Malzeme Mühendisi Erhan Mataracı, Türkiye'de desalinasyon tesislerinin kurulmasının gerektiğini vurgulayarak, teknolojiyi yakından takip etmemenin birçok alanda gelişmeyi engellediğini belirtti. Mataracı, "Denizlerle çevrili bir ülkede su sorunu yaşamak mantıklı değil. En azından yol ve bitki sulama gibi işlemler desalinasyon suyu ile yapılabilir. Üstelik bu yöntem oldukça düşük maliyetli." ifadelerini kullandı.
Dünya genelinde su kıtlığının giderek arttığını söyleyen Mataracı, bu sorunu önlemek için desalinasyon yatırımlarına öncelik verilmesi gerektiğini dile getirdi. 2050 yılına kadar küresel su kıtlığının 5 kat artacağının öngörüldüğünü belirten Mataracı Group CEO'su Erhan Mataracı, "Desalinasyon tesisi, deniz suyunu ters ozmoz yöntemiyle arıtarak içme suyu veya kullanım suyu haline getirir. Bu yöntemle deniz suyu, tesislerde kullanım suyu ya da şehirlerde içme suyu olarak kullanılabilir." şeklinde konuştu.
"BAZI BELEDİYELER DESALİNASYON SİSTEMİNE GEÇTİ"
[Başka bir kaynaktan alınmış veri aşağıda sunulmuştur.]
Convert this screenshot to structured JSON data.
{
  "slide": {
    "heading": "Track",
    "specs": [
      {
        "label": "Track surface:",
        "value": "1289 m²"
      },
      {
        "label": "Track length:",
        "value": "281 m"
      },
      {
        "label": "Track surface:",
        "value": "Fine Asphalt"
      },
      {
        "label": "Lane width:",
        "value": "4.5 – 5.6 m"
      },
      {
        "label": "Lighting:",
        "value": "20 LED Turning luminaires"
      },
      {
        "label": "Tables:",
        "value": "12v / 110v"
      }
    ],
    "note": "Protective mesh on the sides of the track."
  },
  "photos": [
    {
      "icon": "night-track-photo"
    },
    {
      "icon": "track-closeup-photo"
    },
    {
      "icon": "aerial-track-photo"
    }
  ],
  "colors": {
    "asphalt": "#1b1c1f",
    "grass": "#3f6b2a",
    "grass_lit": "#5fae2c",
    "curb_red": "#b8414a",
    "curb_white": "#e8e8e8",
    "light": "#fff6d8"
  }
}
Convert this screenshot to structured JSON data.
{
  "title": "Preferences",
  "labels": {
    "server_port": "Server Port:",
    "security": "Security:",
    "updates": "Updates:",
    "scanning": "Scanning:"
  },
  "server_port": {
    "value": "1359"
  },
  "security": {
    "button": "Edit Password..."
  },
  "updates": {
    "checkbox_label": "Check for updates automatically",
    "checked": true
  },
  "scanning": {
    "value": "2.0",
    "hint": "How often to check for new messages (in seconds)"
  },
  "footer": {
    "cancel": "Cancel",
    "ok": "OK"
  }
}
"Günümüz teknolojisinin, günümüz mühendisliğinin bize sunduğu imkanlardan faydalanabiliriz" diyen Mataracı, şunları söyledi:
"İstanbul'da sulama yapan birçok yer görüyoruz. En azından bu alanlara desalinasyon suyu ile sulama yapabiliriz. Çevre ile alakalı bazı tereddütleri olanlar var, denizdeki canlılara zarar verdiği ile alakalı. Suyun çekişinden, vakumundan kaynaklı bir miktar deniz canlısına zarar verilebilir ama çok ciddi miktarda olacağını düşünmüyorum. Aslında bakarsanız susuzluk veya sudaki atıklar çok daha fazla deniz canlısı öldürüyor. Türkiye'de de bu tarz bir proje çalışması başlatan birkaç belediye var. Onlar desalinasyon tesisi yapmışlar ve sudan faydalanıyorlar. Dört bir tarafımız denizle çevrili iken su problemi yaşamamız çok mantıklı değil. Kullanım suyu olarak yeterli kaliteye gelmese bile farklı amaçlarla kullanılabilir. Yapan belediyelerimiz var, ben artırılması gerektiğine inananlardanım."
"MAALİYETİ OLDUKÇA DÜŞÜK"
Desalinasyon tesisinin büyük bütçeler gerektirmediğini ifade eden Mataracı, sözlerini şöyle sürdürdü:
"Maliyeti çok yüksek bir proje değil. 22 bin metreküplük projenin maliyeti 30-40 milyon dolar arasında diyebiliriz. Türkiye'deki şehir plancılığı yapılırken bazı eksikler olduğunu düşünüyorum. Mevcut durumda kaç kişi yaşayabilir? Bu insanların ihtiyacı nedir? Nasıl bir altyapı çalışması gerekli? Çok basit bir hesap. Bunlarda eksikliklerimiz olduğu için her sene susuz kalır mıyız gibi bir tartışma yaşıyoruz. Ancak hiç kimse 'Biz her yıl susuz kalıyoruz, bunun çözümü yok mu?' diye sormuyor. Şehir planlamayla alakalı eksiklerimiz nedir, fazlalarımız nedir bunlar yeterince tartışılmıyor. Desalinasyon sisteminin başta İstanbul olmak üzere birçok kentte hayata geçirilmesi su sorunumuzu büyük oranda çözecektir."